Barzani hareketi Türkiye'de her zaman ilgiyle izlendi. Hem baba Mustafa Barzani'ye hem de Mesud Barzani'ye sevgi ve sempati duyuldu. Ama Türkiye'deki Kürtler Barzani'yi buranın lideri olarak görmüyorlar. Bütün Türkiye Kürtleri de Öcalan'ı lider olarak görmüyor, biz görmüyoruz mesela. Öcalan PKK'nin lideridir. Kürt hareketi ise çok renklidir. Ayrıca İran, Irak, Suriye ve Türkiye'deki koşullar farklıdır. Dolayısıyla Türkiye'deki Kürt hareketine yön verecek olanlar bu ülkenin partileri ve liderleridir.

PKK 'EMRİNDE DEĞİL' DİYE ŞİVAN'I İSTEMEDİ

- Uzun süre ülkesine dönememiş bir insan olarak 37 yıl sonra Şivan Perwer'in Diyarbakır'a geleceğini duyunca ne hissettiniz?


Memnun oldum. Şivan Perwer'in gelmek istediğini Stockholm'de yaptığımız bir görüşmeden dolayı zaten biliyordum ama PKK tepki gösterdi onun dönmek istediğini duyunca.

- Evet, hâlâ tepkileri sürüyor gibi...

Şivan eğer istedikleri gibi PKK'ya övgüler dizseydi herhalde "Gel" derlerdi ama öyle yapmadı. Şivan bağımsız bir sanatçı, herhangi bir partinin adamı olmadı. PKK'nın başından beri hastalığıdır, kendisinin dışında hiçbir ses, örgüt istemiyor. Kürt kesiminde sanatçı olacaksa onların hizmetinde; politikacı olacaksa birebir onların hizmetinde olacak. Bunun demokrasiyle, hakla, özgürlükle ilgisi var mı? Benim için de böyle tavırları oldu. Şimdi diyorlar ki beni de AK Parti getirmiş ve Kürtler buna tepkiliymiş. Radikal'den Ezgi Başaran yazmış böyle. Bana tepkili olsalar Türkiye'ye ilk döndüğümde havalimanında izdiham olur muydu?

BENİ AK PARTİ GETİRMEDİ

- Yanlış mı hatırlıyorum, sizi AK Parti Türkiye'ye davet etmedi mi?
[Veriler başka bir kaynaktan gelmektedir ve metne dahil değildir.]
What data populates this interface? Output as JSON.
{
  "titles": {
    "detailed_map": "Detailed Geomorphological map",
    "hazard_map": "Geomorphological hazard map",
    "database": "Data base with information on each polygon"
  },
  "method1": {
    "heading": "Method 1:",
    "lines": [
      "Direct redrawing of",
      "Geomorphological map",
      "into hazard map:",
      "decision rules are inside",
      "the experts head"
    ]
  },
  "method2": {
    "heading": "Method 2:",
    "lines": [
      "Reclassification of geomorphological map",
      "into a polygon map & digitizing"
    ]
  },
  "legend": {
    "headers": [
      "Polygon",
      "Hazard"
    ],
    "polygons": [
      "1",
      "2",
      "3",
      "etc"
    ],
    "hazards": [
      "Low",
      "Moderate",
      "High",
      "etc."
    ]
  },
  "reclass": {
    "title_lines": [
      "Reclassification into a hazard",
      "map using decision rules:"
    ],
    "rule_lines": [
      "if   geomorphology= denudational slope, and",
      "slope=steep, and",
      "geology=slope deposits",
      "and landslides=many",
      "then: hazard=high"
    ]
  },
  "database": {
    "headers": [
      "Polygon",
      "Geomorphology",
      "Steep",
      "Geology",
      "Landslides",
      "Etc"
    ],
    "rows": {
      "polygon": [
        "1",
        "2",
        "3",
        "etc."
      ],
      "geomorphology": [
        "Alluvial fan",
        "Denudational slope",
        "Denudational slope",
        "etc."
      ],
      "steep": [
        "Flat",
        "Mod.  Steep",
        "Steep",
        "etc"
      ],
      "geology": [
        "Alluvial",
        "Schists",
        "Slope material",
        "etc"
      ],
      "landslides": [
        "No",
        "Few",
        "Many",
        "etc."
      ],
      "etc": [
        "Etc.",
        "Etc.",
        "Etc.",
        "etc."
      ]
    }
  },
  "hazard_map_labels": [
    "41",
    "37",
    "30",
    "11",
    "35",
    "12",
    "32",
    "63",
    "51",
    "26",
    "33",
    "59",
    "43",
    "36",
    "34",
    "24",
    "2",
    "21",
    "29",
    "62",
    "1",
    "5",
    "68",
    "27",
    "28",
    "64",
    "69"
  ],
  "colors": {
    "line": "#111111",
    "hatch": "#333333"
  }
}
Ben gelmeden önce Başbakan Erdoğan ve Beşir Atalay benim dönüş yapmamın önünde yasal engel olmadığını söyledi. Ama ben onlar dedi diye dönmedim. Ne zaman ki hakkımda devam eden dava düştü, ondan sonra kendi irademle döndüm. Beni AK Parti Türkiye'ye getirmedi ama hükümetin bu tavrı da olumludur. Şimdi Şivan için de aynı şey yapılıyor… Şivan da ben de görüşleri belli olan insanlarız. "AK Parti'nin kendi Kürtlerini yaratması oyununa dâhil olmak" gibi ifadeleri ayıplıyorum. Şivan Perwer Kürt halkının haklı mücadelesinde büyük katkıları olan bir sanatçı. 37 yıl sonra ülkesine döndü, onu bağrımıza basmamız lazım. (haberler.com)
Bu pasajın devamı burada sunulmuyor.